Die Grasnarbe intensiv genutzter Futtergräser unterliegt heute vielfältigem Stress. Immer häufigere Dürreperioden sowie Schädlingsbefall setzen den Futterwiesen zu. Gleichzeitig verdrängen minderwertige, wärmeliebende Arten wie Weiche Trespe, Wiesenpipau, Feinstrahl, Gelbes Scharbockskraut, Dornige Hauhechel und zahlreiche Giftpflanzen (besonders Kreuzkräuter) das Wiesenfutter. Die wirksamste Gegenmaßnahme ist Rekultivierung mit Saatgut. Dabei ist die Arten- und Sortenwahl wesentlich. Die Kunst ist, nur örtlich gut wüchsige Arten, also standortangepasste Futtergräser, zum Einsatz zu bringen. Ohne Gegensteuerung vermehren sich unerwünschte Arten mit bedenklicher Ausbreitungsgeschwindigkeit.

Hirtentäschel, Hühnerdarm, Ehrenpreise, Minzen und Gemeine Rispe haben sich in den letzten Jahren zu den schnellsten unerwünschten Lückenfüllern auf Weiden und Wiesen entwickelt. Hirtentäschel wird von Vieh aufgrund seiner unangenehm riechenden Senfölglycoside gemieden und führt zur Futterverweigerung. Hirtentäschel ist durch einen rechtzeitigen Reinigungsschnitt leicht einzudämmen. Wenn viel Gemeine Rispe mit Erdanhang ins Futter gelangt, weil sie kaum verwurzelt ist, kann das Vieh ganze Futterstöcke verweigern.

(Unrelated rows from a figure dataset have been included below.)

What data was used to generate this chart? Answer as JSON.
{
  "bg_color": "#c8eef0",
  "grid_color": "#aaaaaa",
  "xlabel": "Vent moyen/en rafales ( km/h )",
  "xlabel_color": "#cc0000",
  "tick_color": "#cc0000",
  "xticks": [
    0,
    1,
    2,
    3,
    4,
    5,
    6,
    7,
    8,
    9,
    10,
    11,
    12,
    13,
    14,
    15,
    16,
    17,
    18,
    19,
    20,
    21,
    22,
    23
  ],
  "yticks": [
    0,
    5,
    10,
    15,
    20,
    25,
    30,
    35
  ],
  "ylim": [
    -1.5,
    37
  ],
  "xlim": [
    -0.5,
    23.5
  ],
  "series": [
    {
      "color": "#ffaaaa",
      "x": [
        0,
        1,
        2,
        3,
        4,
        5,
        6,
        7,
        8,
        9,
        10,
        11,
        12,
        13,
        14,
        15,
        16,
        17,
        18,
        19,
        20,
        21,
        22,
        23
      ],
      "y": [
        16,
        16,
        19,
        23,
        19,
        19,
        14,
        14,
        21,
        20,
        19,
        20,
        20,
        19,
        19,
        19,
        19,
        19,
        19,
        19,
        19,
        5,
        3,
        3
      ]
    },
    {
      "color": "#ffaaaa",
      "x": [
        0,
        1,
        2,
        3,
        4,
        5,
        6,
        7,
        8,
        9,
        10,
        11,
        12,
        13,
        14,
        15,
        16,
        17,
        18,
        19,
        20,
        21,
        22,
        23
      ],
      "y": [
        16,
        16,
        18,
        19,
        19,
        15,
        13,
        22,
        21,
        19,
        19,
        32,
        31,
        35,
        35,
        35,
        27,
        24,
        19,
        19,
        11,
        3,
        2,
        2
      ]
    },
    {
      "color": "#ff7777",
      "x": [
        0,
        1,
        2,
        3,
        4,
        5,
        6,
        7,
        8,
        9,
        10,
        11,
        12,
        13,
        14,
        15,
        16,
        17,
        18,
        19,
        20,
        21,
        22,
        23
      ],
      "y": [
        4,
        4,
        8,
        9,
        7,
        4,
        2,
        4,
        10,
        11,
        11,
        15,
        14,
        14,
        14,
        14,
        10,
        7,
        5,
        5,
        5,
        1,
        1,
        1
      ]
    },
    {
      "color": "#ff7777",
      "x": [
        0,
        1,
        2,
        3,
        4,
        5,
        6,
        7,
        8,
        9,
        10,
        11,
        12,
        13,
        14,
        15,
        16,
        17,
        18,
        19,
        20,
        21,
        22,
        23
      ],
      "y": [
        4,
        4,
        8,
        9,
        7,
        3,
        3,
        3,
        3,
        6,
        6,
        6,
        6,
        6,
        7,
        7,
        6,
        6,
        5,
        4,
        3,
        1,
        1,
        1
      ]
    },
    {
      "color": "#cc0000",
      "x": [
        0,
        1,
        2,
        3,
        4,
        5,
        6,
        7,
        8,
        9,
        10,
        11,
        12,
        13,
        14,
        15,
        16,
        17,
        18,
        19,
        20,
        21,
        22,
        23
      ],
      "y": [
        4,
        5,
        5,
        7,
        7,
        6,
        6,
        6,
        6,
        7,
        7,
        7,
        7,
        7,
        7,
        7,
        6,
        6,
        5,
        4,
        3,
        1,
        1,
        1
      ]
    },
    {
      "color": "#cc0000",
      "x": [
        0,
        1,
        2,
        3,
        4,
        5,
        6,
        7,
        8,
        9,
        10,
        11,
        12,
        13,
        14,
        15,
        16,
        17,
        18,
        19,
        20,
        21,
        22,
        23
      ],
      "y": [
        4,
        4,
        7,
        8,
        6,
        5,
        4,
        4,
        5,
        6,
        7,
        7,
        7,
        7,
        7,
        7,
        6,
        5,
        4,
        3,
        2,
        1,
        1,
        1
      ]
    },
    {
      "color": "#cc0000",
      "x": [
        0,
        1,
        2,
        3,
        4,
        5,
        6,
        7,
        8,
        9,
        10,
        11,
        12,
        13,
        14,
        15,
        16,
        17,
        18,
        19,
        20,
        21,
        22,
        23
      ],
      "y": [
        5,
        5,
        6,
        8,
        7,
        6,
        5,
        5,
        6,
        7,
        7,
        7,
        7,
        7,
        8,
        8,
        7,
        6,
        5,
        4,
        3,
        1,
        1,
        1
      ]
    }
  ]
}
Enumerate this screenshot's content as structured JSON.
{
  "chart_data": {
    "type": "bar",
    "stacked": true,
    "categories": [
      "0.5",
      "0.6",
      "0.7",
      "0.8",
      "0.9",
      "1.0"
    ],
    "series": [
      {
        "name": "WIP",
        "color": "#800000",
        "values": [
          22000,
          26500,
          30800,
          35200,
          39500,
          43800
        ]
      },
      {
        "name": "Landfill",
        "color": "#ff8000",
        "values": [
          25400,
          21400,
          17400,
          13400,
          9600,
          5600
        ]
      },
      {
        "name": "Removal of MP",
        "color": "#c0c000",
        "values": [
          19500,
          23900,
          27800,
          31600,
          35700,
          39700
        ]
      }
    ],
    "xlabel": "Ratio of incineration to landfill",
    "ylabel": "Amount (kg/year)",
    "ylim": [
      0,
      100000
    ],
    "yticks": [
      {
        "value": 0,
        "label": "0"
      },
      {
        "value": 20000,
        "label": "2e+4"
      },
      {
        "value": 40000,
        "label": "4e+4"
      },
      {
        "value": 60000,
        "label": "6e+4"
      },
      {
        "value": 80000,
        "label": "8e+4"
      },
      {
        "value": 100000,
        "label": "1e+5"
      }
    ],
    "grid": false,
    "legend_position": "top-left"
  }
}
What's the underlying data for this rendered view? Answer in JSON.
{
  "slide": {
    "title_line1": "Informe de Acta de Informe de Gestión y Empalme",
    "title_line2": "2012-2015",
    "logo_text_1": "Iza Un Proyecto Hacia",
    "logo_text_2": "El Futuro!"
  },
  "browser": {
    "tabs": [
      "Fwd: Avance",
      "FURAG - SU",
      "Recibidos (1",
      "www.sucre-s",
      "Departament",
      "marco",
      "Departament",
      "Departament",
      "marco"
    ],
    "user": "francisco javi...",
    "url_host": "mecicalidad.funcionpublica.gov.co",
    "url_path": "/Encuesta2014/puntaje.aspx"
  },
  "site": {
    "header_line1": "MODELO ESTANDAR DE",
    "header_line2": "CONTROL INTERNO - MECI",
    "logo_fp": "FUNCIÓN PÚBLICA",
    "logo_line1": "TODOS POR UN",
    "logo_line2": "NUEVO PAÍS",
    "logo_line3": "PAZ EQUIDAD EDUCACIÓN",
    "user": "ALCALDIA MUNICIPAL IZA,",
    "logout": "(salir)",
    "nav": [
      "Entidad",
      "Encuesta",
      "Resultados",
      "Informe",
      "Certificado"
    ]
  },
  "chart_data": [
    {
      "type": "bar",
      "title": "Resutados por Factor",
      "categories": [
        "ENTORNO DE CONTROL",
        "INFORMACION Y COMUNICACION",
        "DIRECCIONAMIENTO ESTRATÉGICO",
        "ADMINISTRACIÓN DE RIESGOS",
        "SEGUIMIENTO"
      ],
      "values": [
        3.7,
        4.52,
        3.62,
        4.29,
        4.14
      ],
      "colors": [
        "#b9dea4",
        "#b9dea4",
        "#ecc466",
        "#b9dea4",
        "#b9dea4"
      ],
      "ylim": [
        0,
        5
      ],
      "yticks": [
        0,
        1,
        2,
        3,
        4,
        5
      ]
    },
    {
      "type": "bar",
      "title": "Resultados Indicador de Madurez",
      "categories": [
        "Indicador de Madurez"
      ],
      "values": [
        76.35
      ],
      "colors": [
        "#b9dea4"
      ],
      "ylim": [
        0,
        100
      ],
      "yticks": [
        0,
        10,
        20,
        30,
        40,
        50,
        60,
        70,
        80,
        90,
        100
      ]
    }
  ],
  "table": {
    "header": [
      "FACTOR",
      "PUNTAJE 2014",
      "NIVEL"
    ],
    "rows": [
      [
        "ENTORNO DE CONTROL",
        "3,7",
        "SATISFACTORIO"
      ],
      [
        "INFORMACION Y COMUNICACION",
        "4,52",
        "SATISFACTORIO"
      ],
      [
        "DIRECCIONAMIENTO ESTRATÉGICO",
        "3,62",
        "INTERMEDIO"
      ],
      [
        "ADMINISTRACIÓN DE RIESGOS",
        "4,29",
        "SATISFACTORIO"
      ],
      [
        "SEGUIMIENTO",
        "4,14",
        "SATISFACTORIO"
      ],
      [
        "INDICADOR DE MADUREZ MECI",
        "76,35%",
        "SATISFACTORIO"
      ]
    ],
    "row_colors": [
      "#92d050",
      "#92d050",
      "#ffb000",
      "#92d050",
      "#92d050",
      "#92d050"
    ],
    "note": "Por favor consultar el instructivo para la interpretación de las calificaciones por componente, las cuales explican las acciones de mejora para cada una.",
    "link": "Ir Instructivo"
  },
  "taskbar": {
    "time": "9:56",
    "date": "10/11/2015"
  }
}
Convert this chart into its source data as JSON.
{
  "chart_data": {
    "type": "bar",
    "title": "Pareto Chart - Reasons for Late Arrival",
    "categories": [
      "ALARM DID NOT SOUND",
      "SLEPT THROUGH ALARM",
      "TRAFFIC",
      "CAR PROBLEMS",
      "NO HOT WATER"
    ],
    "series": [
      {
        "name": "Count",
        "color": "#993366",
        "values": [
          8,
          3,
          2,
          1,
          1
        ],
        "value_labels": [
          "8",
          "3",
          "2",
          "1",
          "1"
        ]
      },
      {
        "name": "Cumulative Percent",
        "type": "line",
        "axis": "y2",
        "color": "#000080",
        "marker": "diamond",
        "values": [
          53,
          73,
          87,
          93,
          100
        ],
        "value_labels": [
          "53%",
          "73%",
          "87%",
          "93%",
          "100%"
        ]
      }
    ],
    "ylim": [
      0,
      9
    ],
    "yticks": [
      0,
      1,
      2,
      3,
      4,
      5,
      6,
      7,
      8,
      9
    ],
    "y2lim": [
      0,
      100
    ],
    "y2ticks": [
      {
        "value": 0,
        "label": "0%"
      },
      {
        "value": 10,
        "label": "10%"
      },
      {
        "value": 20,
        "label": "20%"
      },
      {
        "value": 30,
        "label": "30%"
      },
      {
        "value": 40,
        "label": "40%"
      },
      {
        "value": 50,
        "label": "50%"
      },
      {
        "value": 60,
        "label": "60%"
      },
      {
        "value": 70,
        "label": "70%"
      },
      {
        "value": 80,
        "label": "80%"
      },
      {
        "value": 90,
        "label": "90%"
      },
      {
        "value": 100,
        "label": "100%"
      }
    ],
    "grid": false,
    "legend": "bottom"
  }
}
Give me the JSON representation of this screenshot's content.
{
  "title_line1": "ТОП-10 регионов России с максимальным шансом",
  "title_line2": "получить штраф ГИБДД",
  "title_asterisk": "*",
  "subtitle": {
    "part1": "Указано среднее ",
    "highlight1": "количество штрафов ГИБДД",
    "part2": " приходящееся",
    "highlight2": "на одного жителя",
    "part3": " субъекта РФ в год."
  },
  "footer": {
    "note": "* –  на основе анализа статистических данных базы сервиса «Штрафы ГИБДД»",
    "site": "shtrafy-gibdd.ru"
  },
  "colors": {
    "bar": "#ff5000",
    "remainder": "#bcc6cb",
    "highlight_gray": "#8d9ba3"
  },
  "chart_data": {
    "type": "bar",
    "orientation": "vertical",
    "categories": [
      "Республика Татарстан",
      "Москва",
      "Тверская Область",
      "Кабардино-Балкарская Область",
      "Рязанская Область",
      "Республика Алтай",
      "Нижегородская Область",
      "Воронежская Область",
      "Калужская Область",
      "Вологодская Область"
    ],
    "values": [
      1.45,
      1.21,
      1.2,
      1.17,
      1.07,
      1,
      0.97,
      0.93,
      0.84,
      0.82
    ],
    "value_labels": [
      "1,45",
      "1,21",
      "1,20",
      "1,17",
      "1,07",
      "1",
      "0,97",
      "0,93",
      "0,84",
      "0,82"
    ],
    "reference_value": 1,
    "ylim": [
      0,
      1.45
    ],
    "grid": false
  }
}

Die Bedeutung wiederholter Einsaaten im Grünland kann daher nicht genug betont werden. Die wesentlichste Kulturleistung hochwertiger Futterwiesen liegt in der gezielten Selektion und Förderung der besten Futtergräser für jede Lage. Wild wachsende Arten und Biodiversität passen für karge Böden und Lagen mit geringer natürlicher Fruchtbarkeit, aber nicht für fruchtbare Futterwiesen (Fettwiesen). Die wichtige kulturelle Leistung von hochwertigen Futterwiesen besteht darin, dass sie es ermöglichen, qualitativ hochwertiges Zuchtvieh zu halten und damit Wertschöpfung und Verdienst zu schaffen. Im Gegensatz dazu sind wild wachsende Wiesengräser ein Zeichen nicht überlebensfähiger Subsistenzwirtschaft. Das Naturbelassen und die Verwilderung von Futterwiesen hat bereits a) das Verschwinden von über einer Million Hektar Berggrünland, b) den Niedergang vieler Almen und c) den Abstieg in die Nebenerwerbslandwirtschaft von bereits 2/3 der Betriebe verursacht.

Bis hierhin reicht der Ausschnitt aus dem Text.